The mutinies in the Royal Indian Navy and Royal Indian Air Force are no mere protests against pay or conditions but are political mutinies directed against foreign rule. It is significant that they started in the two junior services drawn from politically conscious sections. Unlike the Army, which is recruited largely from illiterate peasants of the so-called martial races, volunteers for the Navy and the Air Force have to be literate in English, a rare accomplishment limited to a mere one per cent of the population. The youths are mainly townsmen and acutely conscious nationalists. Whatever the attitude of her political leaders, the people of India are united as never before in vehement opposition to foreign rule.
If Britain backs Jinnah in his intransigence, she will be accused once more of utilizing the communal divisions to delay a settlement and final handing over of power. The conservative Pioneer of Lucknow says that if freedom for India is withheld for long, a revolution is inevitable. But what if Britain calls Jinnah's bluff? What if he is bluntly told that the question of Pakistan is not for Britain or Moslems alone to decide, but must be settled by the whole Indian people through their elected assemblies?
Britain's Labor Party, which championed India's freedom, has, since it came to power, gone little further than the Tories.
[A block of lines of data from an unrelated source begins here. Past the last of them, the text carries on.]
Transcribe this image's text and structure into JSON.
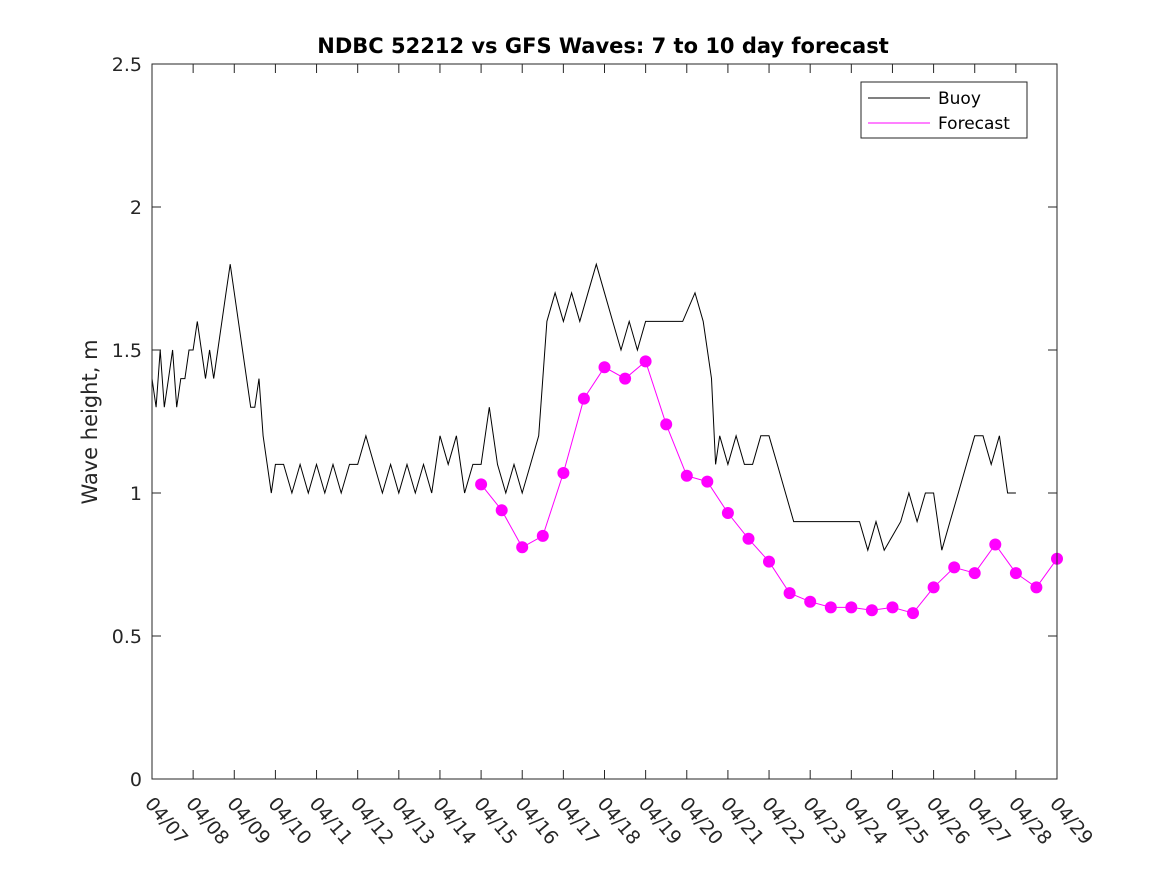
{
  "chart_data": {
    "type": "line",
    "title": "NDBC 52212 vs GFS Waves: 7 to 10 day forecast",
    "xlabel": "",
    "ylabel": "Wave height, m",
    "xlim": [
      0,
      22
    ],
    "ylim": [
      0,
      2.5
    ],
    "x_ticks": [
      "04/07",
      "04/08",
      "04/09",
      "04/10",
      "04/11",
      "04/12",
      "04/13",
      "04/14",
      "04/15",
      "04/16",
      "04/17",
      "04/18",
      "04/19",
      "04/20",
      "04/21",
      "04/22",
      "04/23",
      "04/24",
      "04/25",
      "04/26",
      "04/27",
      "04/28",
      "04/29"
    ],
    "y_ticks": [
      {
        "value": 0,
        "label": "0"
      },
      {
        "value": 0.5,
        "label": "0.5"
      },
      {
        "value": 1,
        "label": "1"
      },
      {
        "value": 1.5,
        "label": "1.5"
      },
      {
        "value": 2,
        "label": "2"
      },
      {
        "value": 2.5,
        "label": "2.5"
      }
    ],
    "x_unit_note": "x values are days after 04/07 00:00",
    "grid": false,
    "legend": {
      "position": "top-right",
      "entries": [
        {
          "name": "Buoy",
          "color": "#000000"
        },
        {
          "name": "Forecast",
          "color": "#ff00ff"
        }
      ]
    },
    "series": [
      {
        "name": "Buoy",
        "color": "#000000",
        "points": [
          [
            0,
            1.4
          ],
          [
            0.1,
            1.3
          ],
          [
            0.2,
            1.5
          ],
          [
            0.3,
            1.3
          ],
          [
            0.4,
            1.4
          ],
          [
            0.5,
            1.5
          ],
          [
            0.6,
            1.3
          ],
          [
            0.7,
            1.4
          ],
          [
            0.8,
            1.4
          ],
          [
            0.9,
            1.5
          ],
          [
            1.0,
            1.5
          ],
          [
            1.1,
            1.6
          ],
          [
            1.2,
            1.5
          ],
          [
            1.3,
            1.4
          ],
          [
            1.4,
            1.5
          ],
          [
            1.5,
            1.4
          ],
          [
            1.6,
            1.5
          ],
          [
            1.7,
            1.6
          ],
          [
            1.8,
            1.7
          ],
          [
            1.9,
            1.8
          ],
          [
            2.0,
            1.7
          ],
          [
            2.1,
            1.6
          ],
          [
            2.2,
            1.5
          ],
          [
            2.3,
            1.4
          ],
          [
            2.4,
            1.3
          ],
          [
            2.5,
            1.3
          ],
          [
            2.6,
            1.4
          ],
          [
            2.7,
            1.2
          ],
          [
            2.8,
            1.1
          ],
          [
            2.9,
            1.0
          ],
          [
            3.0,
            1.1
          ],
          [
            3.2,
            1.1
          ],
          [
            3.4,
            1.0
          ],
          [
            3.6,
            1.1
          ],
          [
            3.8,
            1.0
          ],
          [
            4.0,
            1.1
          ],
          [
            4.2,
            1.0
          ],
          [
            4.4,
            1.1
          ],
          [
            4.6,
            1.0
          ],
          [
            4.8,
            1.1
          ],
          [
            5.0,
            1.1
          ],
          [
            5.2,
            1.2
          ],
          [
            5.4,
            1.1
          ],
          [
            5.6,
            1.0
          ],
          [
            5.8,
            1.1
          ],
          [
            6.0,
            1.0
          ],
          [
            6.2,
            1.1
          ],
          [
            6.4,
            1.0
          ],
          [
            6.6,
            1.1
          ],
          [
            6.8,
            1.0
          ],
          [
            7.0,
            1.2
          ],
          [
            7.2,
            1.1
          ],
          [
            7.4,
            1.2
          ],
          [
            7.6,
            1.0
          ],
          [
            7.8,
            1.1
          ],
          [
            8.0,
            1.1
          ],
          [
            8.2,
            1.3
          ],
          [
            8.3,
            1.2
          ],
          [
            8.4,
            1.1
          ],
          [
            8.6,
            1.0
          ],
          [
            8.8,
            1.1
          ],
          [
            9.0,
            1.0
          ],
          [
            9.2,
            1.1
          ],
          [
            9.4,
            1.2
          ],
          [
            9.6,
            1.6
          ],
          [
            9.8,
            1.7
          ],
          [
            10.0,
            1.6
          ],
          [
            10.2,
            1.7
          ],
          [
            10.4,
            1.6
          ],
          [
            10.6,
            1.7
          ],
          [
            10.8,
            1.8
          ],
          [
            11.0,
            1.7
          ],
          [
            11.2,
            1.6
          ],
          [
            11.4,
            1.5
          ],
          [
            11.6,
            1.6
          ],
          [
            11.8,
            1.5
          ],
          [
            12.0,
            1.6
          ],
          [
            12.3,
            1.6
          ],
          [
            12.6,
            1.6
          ],
          [
            12.9,
            1.6
          ],
          [
            13.2,
            1.7
          ],
          [
            13.4,
            1.6
          ],
          [
            13.6,
            1.4
          ],
          [
            13.7,
            1.1
          ],
          [
            13.8,
            1.2
          ],
          [
            14.0,
            1.1
          ],
          [
            14.2,
            1.2
          ],
          [
            14.4,
            1.1
          ],
          [
            14.6,
            1.1
          ],
          [
            14.8,
            1.2
          ],
          [
            15.0,
            1.2
          ],
          [
            15.2,
            1.1
          ],
          [
            15.4,
            1.0
          ],
          [
            15.6,
            0.9
          ],
          [
            15.8,
            0.9
          ],
          [
            16.0,
            0.9
          ],
          [
            16.2,
            0.9
          ],
          [
            16.6,
            0.9
          ],
          [
            17.0,
            0.9
          ],
          [
            17.2,
            0.9
          ],
          [
            17.4,
            0.8
          ],
          [
            17.6,
            0.9
          ],
          [
            17.8,
            0.8
          ],
          [
            18.0,
            0.85
          ],
          [
            18.2,
            0.9
          ],
          [
            18.4,
            1.0
          ],
          [
            18.6,
            0.9
          ],
          [
            18.8,
            1.0
          ],
          [
            19.0,
            1.0
          ],
          [
            19.2,
            0.8
          ],
          [
            19.4,
            0.9
          ],
          [
            19.6,
            1.0
          ],
          [
            19.8,
            1.1
          ],
          [
            20.0,
            1.2
          ],
          [
            20.2,
            1.2
          ],
          [
            20.4,
            1.1
          ],
          [
            20.6,
            1.2
          ],
          [
            20.8,
            1.0
          ],
          [
            21.0,
            1.0
          ]
        ]
      },
      {
        "name": "Forecast",
        "color": "#ff00ff",
        "points": [
          [
            8.0,
            1.03
          ],
          [
            8.5,
            0.94
          ],
          [
            9.0,
            0.81
          ],
          [
            9.5,
            0.85
          ],
          [
            10.0,
            1.07
          ],
          [
            10.5,
            1.33
          ],
          [
            11.0,
            1.44
          ],
          [
            11.5,
            1.4
          ],
          [
            12.0,
            1.46
          ],
          [
            12.5,
            1.24
          ],
          [
            13.0,
            1.06
          ],
          [
            13.5,
            1.04
          ],
          [
            14.0,
            0.93
          ],
          [
            14.5,
            0.84
          ],
          [
            15.0,
            0.76
          ],
          [
            15.5,
            0.65
          ],
          [
            16.0,
            0.62
          ],
          [
            16.5,
            0.6
          ],
          [
            17.0,
            0.6
          ],
          [
            17.5,
            0.59
          ],
          [
            18.0,
            0.6
          ],
          [
            18.5,
            0.58
          ],
          [
            19.0,
            0.67
          ],
          [
            19.5,
            0.74
          ],
          [
            20.0,
            0.72
          ],
          [
            20.5,
            0.82
          ],
          [
            21.0,
            0.72
          ],
          [
            21.5,
            0.67
          ],
          [
            22.0,
            0.77
          ]
        ]
      }
    ]
  }
}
Current pronouncements, while undoubtedly sincere, have been confined to the old formulas, with emphasis on the necessity for prior agreement among Indians, and warnings against attempts to secure results by violence. They have not dealt with the fundamental question of what the British government will do to break the stalemate.
Failure to grasp this nettle firmly has already led to suspicions that the leopard has not changed its spots, and that despite the change of government, Britain is still more interested in word-spinning than in action. Even the moderate and liberal sections of the Indian press speak of an "Anglo-Moslem conspiracy to keep India in perpetual subjection."
This unhealthy atmosphere could be dispelled at one stroke by an announcement that on a specified date all power would be handed over to those representatives of all parties who were willing to accept it. The prospect of a fait accompli of this nature would compel Jinnah to choose between ineffectual isolation and finding a compromise of some sort. It might not be lasting, but at least the subsequent squabbles could not be laid at Britain's door.
It is true that, in the long run, agreement between Indians themselves is the only guarantee of peaceful government and development. Under the new Constitution, India will be as free as Canada, and it will be for Indians to settle differences between themselves. But so long as there is doubt about Britain's intentions, communal differences will be accentuated, simply because each community wants to secure the best possible terms far itself before Britain "quits India."